Highlighting a neighborhood in Jacksonville, Fla., the Washington Post ran a story about black America’s disappointment in President Obama, and the possibility that black voters might just “give up” in future elections.
“What was the point?” Regenia Motley asked the Post reporter. “We made history, but I don’t see change.”
While voters like Motley express frustration and disappointment over Obama, few seem open to the idea of changing political parties. As the Post story points out, the disillusioned voters of many black communities will likely mean a lower voter turnout overall, not necessarily a different party loyalty.
According to the Post, many voters “wondered whether they would ever bother voting again” after Obama’s historic presidency failed to deliver on Democrat promises to heal the inner city.
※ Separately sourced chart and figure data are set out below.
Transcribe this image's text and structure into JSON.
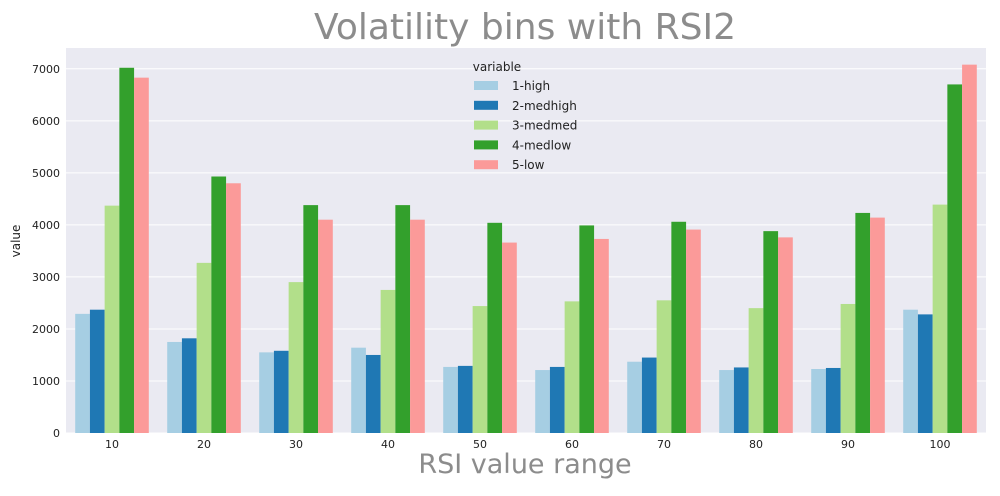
{
  "chart_data": {
    "type": "bar",
    "title": "Volatility bins with RSI2",
    "xlabel": "RSI value range",
    "ylabel": "value",
    "categories": [
      "10",
      "20",
      "30",
      "40",
      "50",
      "60",
      "70",
      "80",
      "90",
      "100"
    ],
    "ylim": [
      0,
      7400
    ],
    "yticks": [
      0,
      1000,
      2000,
      3000,
      4000,
      5000,
      6000,
      7000
    ],
    "grid": true,
    "legend": {
      "title": "variable",
      "placement": "top-center"
    },
    "series": [
      {
        "name": "1-high",
        "color": "#a6cee3",
        "values": [
          2290,
          1750,
          1550,
          1640,
          1270,
          1210,
          1370,
          1210,
          1230,
          2370
        ]
      },
      {
        "name": "2-medhigh",
        "color": "#1f78b4",
        "values": [
          2370,
          1820,
          1580,
          1500,
          1290,
          1270,
          1450,
          1260,
          1250,
          2280
        ]
      },
      {
        "name": "3-medmed",
        "color": "#b2df8a",
        "values": [
          4370,
          3270,
          2900,
          2750,
          2440,
          2530,
          2550,
          2400,
          2480,
          4390
        ]
      },
      {
        "name": "4-medlow",
        "color": "#33a02c",
        "values": [
          7020,
          4930,
          4380,
          4380,
          4040,
          3990,
          4060,
          3880,
          4230,
          6700
        ]
      },
      {
        "name": "5-low",
        "color": "#fb9a99",
        "values": [
          6830,
          4800,
          4100,
          4100,
          3660,
          3730,
          3910,
          3760,
          4140,
          7080
        ]
      }
    ]
  }
}
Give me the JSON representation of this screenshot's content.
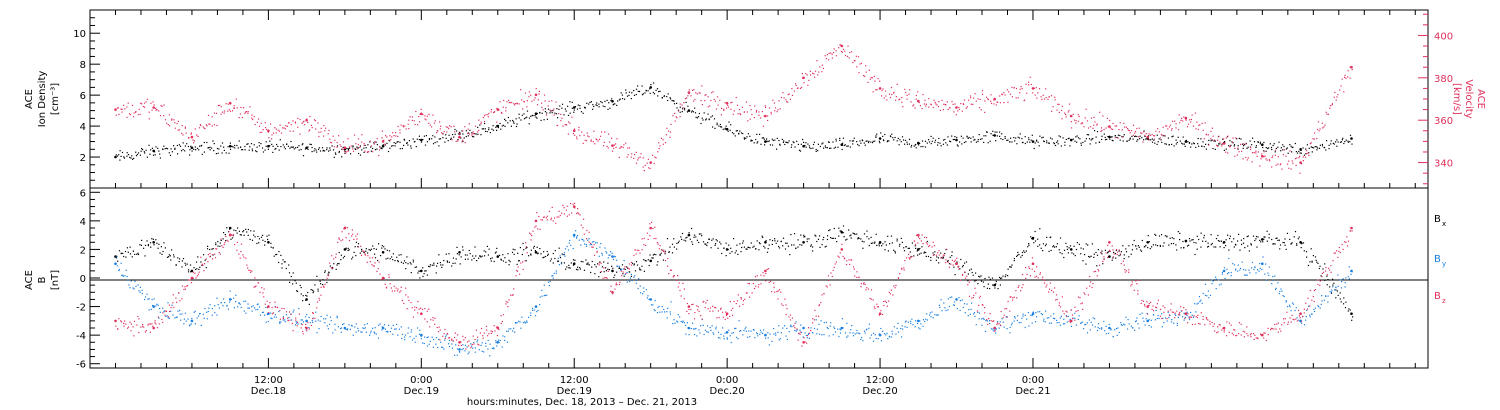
{
  "chart_data": [
    {
      "type": "scatter",
      "panel": "top",
      "ylabel_left": [
        "ACE",
        "Ion Density",
        "[cm⁻³]"
      ],
      "ylabel_right": [
        "ACE",
        "Velocity",
        "[km/s]"
      ],
      "ylim_left": [
        0,
        11.5
      ],
      "ylim_right": [
        328,
        412
      ],
      "yticks_left": [
        "2",
        "4",
        "6",
        "8",
        "10"
      ],
      "yticks_right": [
        "340",
        "360",
        "380",
        "400"
      ],
      "series": [
        {
          "name": "Ion Density",
          "axis": "left",
          "color": "#000000",
          "x_hours": [
            0,
            6,
            12,
            18,
            24,
            30,
            36,
            42,
            48,
            54,
            60,
            66,
            72,
            78,
            84,
            90,
            96,
            102,
            108,
            114,
            120,
            126,
            132,
            138,
            144,
            150,
            156,
            162,
            168,
            174,
            180,
            186,
            194
          ],
          "values": [
            2.0,
            2.4,
            2.6,
            2.7,
            2.7,
            2.6,
            2.5,
            2.7,
            3.1,
            3.5,
            4.0,
            4.8,
            5.2,
            5.6,
            6.5,
            5.0,
            3.8,
            3.0,
            2.7,
            2.8,
            3.2,
            2.9,
            3.1,
            3.4,
            3.0,
            3.1,
            3.3,
            3.2,
            3.0,
            2.9,
            2.8,
            2.5,
            3.2
          ]
        },
        {
          "name": "Velocity",
          "axis": "right",
          "color": "#e0305c",
          "x_hours": [
            0,
            6,
            12,
            18,
            24,
            30,
            36,
            42,
            48,
            54,
            60,
            66,
            72,
            78,
            84,
            90,
            96,
            102,
            108,
            114,
            120,
            126,
            132,
            138,
            144,
            150,
            156,
            162,
            168,
            174,
            180,
            186,
            194
          ],
          "values": [
            365,
            366,
            352,
            368,
            355,
            360,
            347,
            350,
            363,
            352,
            365,
            372,
            355,
            348,
            340,
            373,
            368,
            362,
            380,
            395,
            375,
            369,
            366,
            370,
            375,
            362,
            357,
            352,
            361,
            349,
            343,
            340,
            385
          ]
        }
      ]
    },
    {
      "type": "scatter",
      "panel": "bottom",
      "ylabel_left": [
        "ACE",
        "B",
        "[nT]"
      ],
      "ylim": [
        -6.3,
        6.3
      ],
      "yticks": [
        "-6",
        "-4",
        "-2",
        "0",
        "2",
        "4",
        "6"
      ],
      "legend_placement": "right",
      "series": [
        {
          "name": "Bx",
          "label_main": "B",
          "label_sub": "x",
          "color": "#000000",
          "x_hours": [
            0,
            6,
            12,
            18,
            24,
            30,
            36,
            42,
            48,
            54,
            60,
            66,
            72,
            78,
            84,
            90,
            96,
            102,
            108,
            114,
            120,
            126,
            132,
            138,
            144,
            150,
            156,
            162,
            168,
            174,
            180,
            186,
            194
          ],
          "values": [
            1.5,
            2.5,
            0.5,
            3.5,
            2.5,
            -1.5,
            2.0,
            1.8,
            0.5,
            1.8,
            1.5,
            1.8,
            1.0,
            0.5,
            1.2,
            3.0,
            2.0,
            2.5,
            2.5,
            3.2,
            2.5,
            2.0,
            1.0,
            -0.5,
            2.8,
            2.0,
            1.5,
            2.5,
            2.6,
            2.5,
            2.7,
            2.5,
            -2.5
          ]
        },
        {
          "name": "By",
          "label_main": "B",
          "label_sub": "y",
          "color": "#1a7fe0",
          "x_hours": [
            0,
            6,
            12,
            18,
            24,
            30,
            36,
            42,
            48,
            54,
            60,
            66,
            72,
            78,
            84,
            90,
            96,
            102,
            108,
            114,
            120,
            126,
            132,
            138,
            144,
            150,
            156,
            162,
            168,
            174,
            180,
            186,
            194
          ],
          "values": [
            1.0,
            -2.0,
            -3.0,
            -1.5,
            -2.5,
            -3.0,
            -3.5,
            -3.5,
            -4.0,
            -5.0,
            -4.5,
            -2.0,
            3.0,
            1.5,
            -1.5,
            -3.5,
            -3.8,
            -4.0,
            -3.5,
            -3.5,
            -4.0,
            -3.0,
            -1.5,
            -3.5,
            -2.5,
            -3.0,
            -3.5,
            -3.0,
            -2.5,
            0.5,
            1.0,
            -3.0,
            0.5
          ]
        },
        {
          "name": "Bz",
          "label_main": "B",
          "label_sub": "z",
          "color": "#e0305c",
          "x_hours": [
            0,
            6,
            12,
            18,
            24,
            30,
            36,
            42,
            48,
            54,
            60,
            66,
            72,
            78,
            84,
            90,
            96,
            102,
            108,
            114,
            120,
            126,
            132,
            138,
            144,
            150,
            156,
            162,
            168,
            174,
            180,
            186,
            194
          ],
          "values": [
            -3.0,
            -3.5,
            0.0,
            3.0,
            -2.0,
            -3.5,
            3.5,
            0.0,
            -2.5,
            -4.5,
            -3.5,
            4.0,
            5.0,
            -1.0,
            3.5,
            -2.0,
            -2.5,
            0.5,
            -4.5,
            2.0,
            -2.5,
            3.0,
            1.0,
            -3.5,
            1.0,
            -3.0,
            2.5,
            -2.0,
            -2.5,
            -3.5,
            -4.0,
            -2.5,
            3.5
          ]
        }
      ]
    },
    {
      "type": "scatter",
      "panel": "time_axis",
      "xlim_hours": [
        -4,
        206
      ],
      "x_tick_labels": [
        {
          "hour": 24,
          "time": "12:00",
          "date": "Dec.18"
        },
        {
          "hour": 48,
          "time": "0:00",
          "date": "Dec.19"
        },
        {
          "hour": 72,
          "time": "12:00",
          "date": "Dec.19"
        },
        {
          "hour": 96,
          "time": "0:00",
          "date": "Dec.20"
        },
        {
          "hour": 120,
          "time": "12:00",
          "date": "Dec.20"
        },
        {
          "hour": 144,
          "time": "0:00",
          "date": "Dec.21"
        }
      ],
      "xlabel": "hours:minutes, Dec. 18, 2013 – Dec. 21, 2013"
    }
  ]
}
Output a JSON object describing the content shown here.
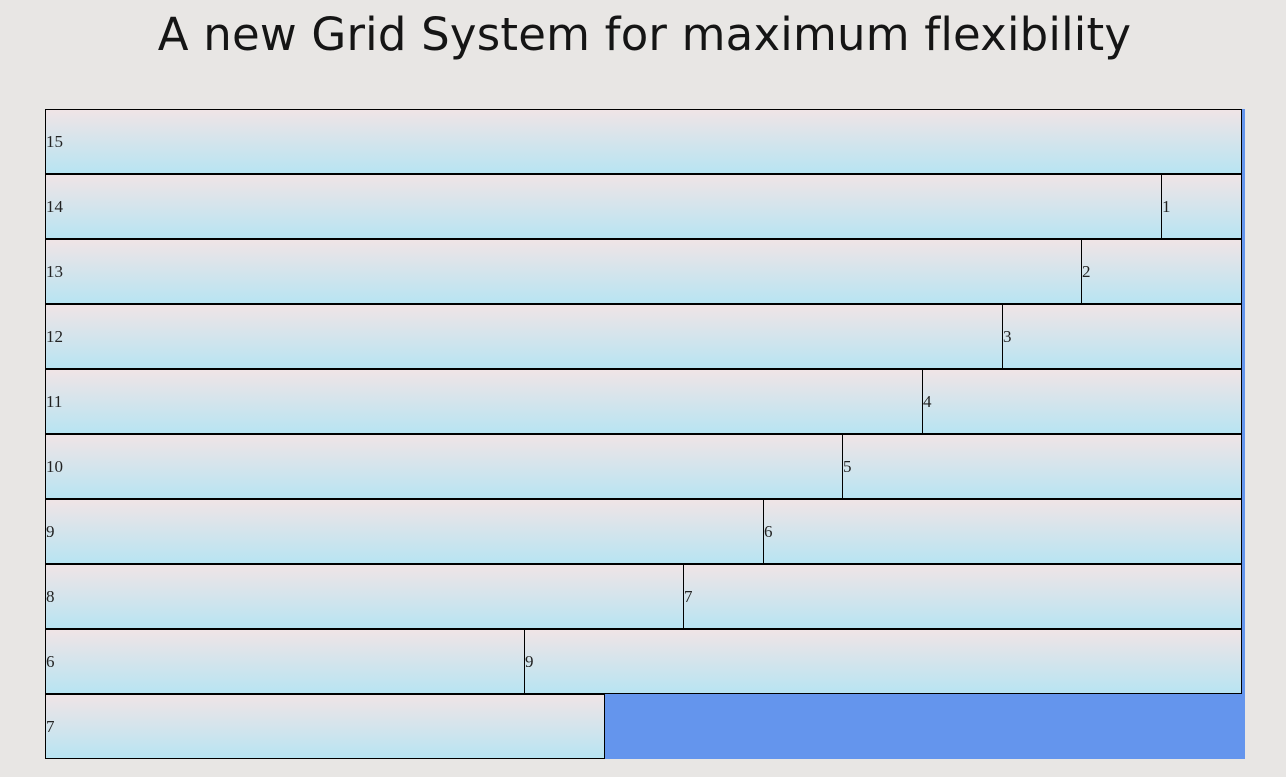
{
  "page": {
    "title": "A new Grid System for maximum flexibility"
  },
  "colors": {
    "page_background": "#e8e6e4",
    "grid_background": "#6495ed",
    "cell_gradient_top": "#f0e4e6",
    "cell_gradient_bottom": "#b8e4f2",
    "cell_border": "#000000"
  },
  "grid": {
    "total_columns": 15,
    "rows": [
      {
        "cells": [
          {
            "label": "15",
            "span": 15
          }
        ]
      },
      {
        "cells": [
          {
            "label": "14",
            "span": 14
          },
          {
            "label": "1",
            "span": 1
          }
        ]
      },
      {
        "cells": [
          {
            "label": "13",
            "span": 13
          },
          {
            "label": "2",
            "span": 2
          }
        ]
      },
      {
        "cells": [
          {
            "label": "12",
            "span": 12
          },
          {
            "label": "3",
            "span": 3
          }
        ]
      },
      {
        "cells": [
          {
            "label": "11",
            "span": 11
          },
          {
            "label": "4",
            "span": 4
          }
        ]
      },
      {
        "cells": [
          {
            "label": "10",
            "span": 10
          },
          {
            "label": "5",
            "span": 5
          }
        ]
      },
      {
        "cells": [
          {
            "label": "9",
            "span": 9
          },
          {
            "label": "6",
            "span": 6
          }
        ]
      },
      {
        "cells": [
          {
            "label": "8",
            "span": 8
          },
          {
            "label": "7",
            "span": 7
          }
        ]
      },
      {
        "cells": [
          {
            "label": "6",
            "span": 6
          },
          {
            "label": "9",
            "span": 9
          }
        ]
      },
      {
        "cells": [
          {
            "label": "7",
            "span": 7
          }
        ]
      }
    ]
  }
}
Hillary Clinton, the Democrat front-runner for 2016, is expected to have a difficult time mobilizing black communities in heavily Democrat districts.
“At least with Obama, he gave pride to our young men and was a good role model,” one potential voter told the Post. “Hillary needs to prove to us that she’s genuine and really true. And I’m not even sure that would help. We’ve been snakebitten too many times before.”
Apparently they have not been snakebitten enough times to entertain the idea that Democrats might not be the best political fit for their communities.
The article also highlighted the notion that much of the initial support for Obama was the consequence of a pop culture phenomenon, rather than an informed understanding of Democrat talking points.
“It became more about a personal duty to elect Obama than a civic duty to vote,” said Mone Holder, regional director for a liberal voting rights group.
“There’s been a lot of talk in the state about how to transform that enthusiasm into a black and brown agenda. No one has fully figured it out yet.”
Now that the disappointing era of Obama is coming to an end, Democrats are bracing for a substantial downturn in the number of enthusiastic black voters.
If life were fair, they would be bracing for a rebellion instead.